Characteristics of an exochitinase from Streptomyces olivaceoviridis, its corresponding gene, putative protein domains and relationship to other chitinases.

作者信息

Blaak H, Schnellmann J, Walter S, Henrissat B, Schrempf H

机构信息

FB Biologie/Chemie, University of Osnabrück, Germany.

出版信息

Eur J Biochem. 1993 Jun 15;214(3):659-69. doi: 10.1111/j.1432-1033.1993.tb17966.x.
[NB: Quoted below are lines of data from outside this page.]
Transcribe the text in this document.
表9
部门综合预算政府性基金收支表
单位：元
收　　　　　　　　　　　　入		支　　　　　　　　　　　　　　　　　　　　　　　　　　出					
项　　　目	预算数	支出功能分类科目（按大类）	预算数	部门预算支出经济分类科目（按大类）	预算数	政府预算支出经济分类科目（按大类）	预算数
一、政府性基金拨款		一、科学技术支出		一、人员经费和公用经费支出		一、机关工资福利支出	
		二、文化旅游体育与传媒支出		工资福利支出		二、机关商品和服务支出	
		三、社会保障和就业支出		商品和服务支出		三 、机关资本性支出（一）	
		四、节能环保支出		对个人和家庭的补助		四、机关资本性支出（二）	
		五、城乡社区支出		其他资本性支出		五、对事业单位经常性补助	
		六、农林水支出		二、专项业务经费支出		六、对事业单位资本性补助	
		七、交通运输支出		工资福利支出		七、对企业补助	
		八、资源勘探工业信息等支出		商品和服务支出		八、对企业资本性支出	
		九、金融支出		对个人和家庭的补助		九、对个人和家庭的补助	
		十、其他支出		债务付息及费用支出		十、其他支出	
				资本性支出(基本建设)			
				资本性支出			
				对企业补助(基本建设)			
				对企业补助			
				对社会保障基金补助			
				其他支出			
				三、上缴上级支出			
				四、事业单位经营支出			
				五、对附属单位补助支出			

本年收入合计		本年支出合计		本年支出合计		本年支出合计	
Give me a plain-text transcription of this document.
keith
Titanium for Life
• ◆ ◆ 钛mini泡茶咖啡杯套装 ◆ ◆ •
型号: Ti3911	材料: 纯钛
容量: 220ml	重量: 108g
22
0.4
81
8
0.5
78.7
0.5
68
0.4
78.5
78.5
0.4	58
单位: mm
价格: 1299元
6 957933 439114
DOI:10.1111/j.1432-1033.1993.tb17966.x
PMID:8319677
Abstract

Streptomyces olivaceoviridis efficiently degrades chitin. Shotgun cloning of partially Sau3A-cleaved DNA using the multicopy vector pIJ702 and Streptomyces lividans 66 as host resulted in the identification of the plasmid pCHI O1 which harbours an insert of 4.6 kb. In the presence of chitin as sole carbon source, transformants of S. lividans 66 carrying pCHI O1 or its derivatives with smaller inserts overproduced an exochitinase which was purified to homogeneity. The chitin-inducible enzyme with an isoelectric point of 4.0 shows optimal activity at pH 7.3 and 55 degrees C, has an apparent molecular mass of 47 kDa and is competitively inhibited by the pseudosugar allosamidin. The enzyme was identified as an exochitinase since it generates exclusively chitobiose from chitotetraose, chitohexaose, and colloidal high-molecular mass chitin. Sequence analysis of a reading frame of 1794 base pairs and comparison of the deduced amino-acid sequence allowed the identification of the putative catalytic domain, one region with significant similarity to the type-III module of fibronectin and one domain of unknown function. Multiple sequence alignment and hydrophobic-cluster analysis of 25 chitinolytic enzymes from bacteria, fungi and plants allowed the identification of their characteristic domains. The exochitinase from S. olivaceoviridis shares highest similarity with the chitinase D from Bacillus circulans.

摘要

橄榄绿链霉菌能高效降解几丁质。使用多拷贝载体pIJ702以及以变铅青链霉菌66作为宿主,对经部分Sau3A酶切的DNA进行鸟枪法克隆,结果鉴定出携带4.6 kb插入片段的质粒pCHI O1。在以几丁质作为唯一碳源的情况下,携带pCHI O1或其带有较小插入片段的衍生物的变铅青链霉菌66转化子过量产生了一种外切几丁质酶,并将其纯化至同质。这种几丁质诱导型酶的等电点为4.0,在pH 7.3和55℃时表现出最佳活性,表观分子量为47 kDa,并且被假糖别洛沙米竞争性抑制。该酶被鉴定为外切几丁质酶,因为它仅从壳四糖、壳六糖和胶体状高分子量几丁质产生壳二糖。对一个1794个碱基对的阅读框进行序列分析,并比较推导的氨基酸序列,从而鉴定出推定的催化结构域、一个与纤连蛋白III型模块具有显著相似性的区域以及一个功能未知的结构域。对来自细菌、真菌和植物的25种几丁质分解酶进行多序列比对和疏水簇分析,从而鉴定出它们的特征结构域。橄榄绿链霉菌的外切几丁质酶与环状芽孢杆菌的几丁质酶D具有最高的相似性。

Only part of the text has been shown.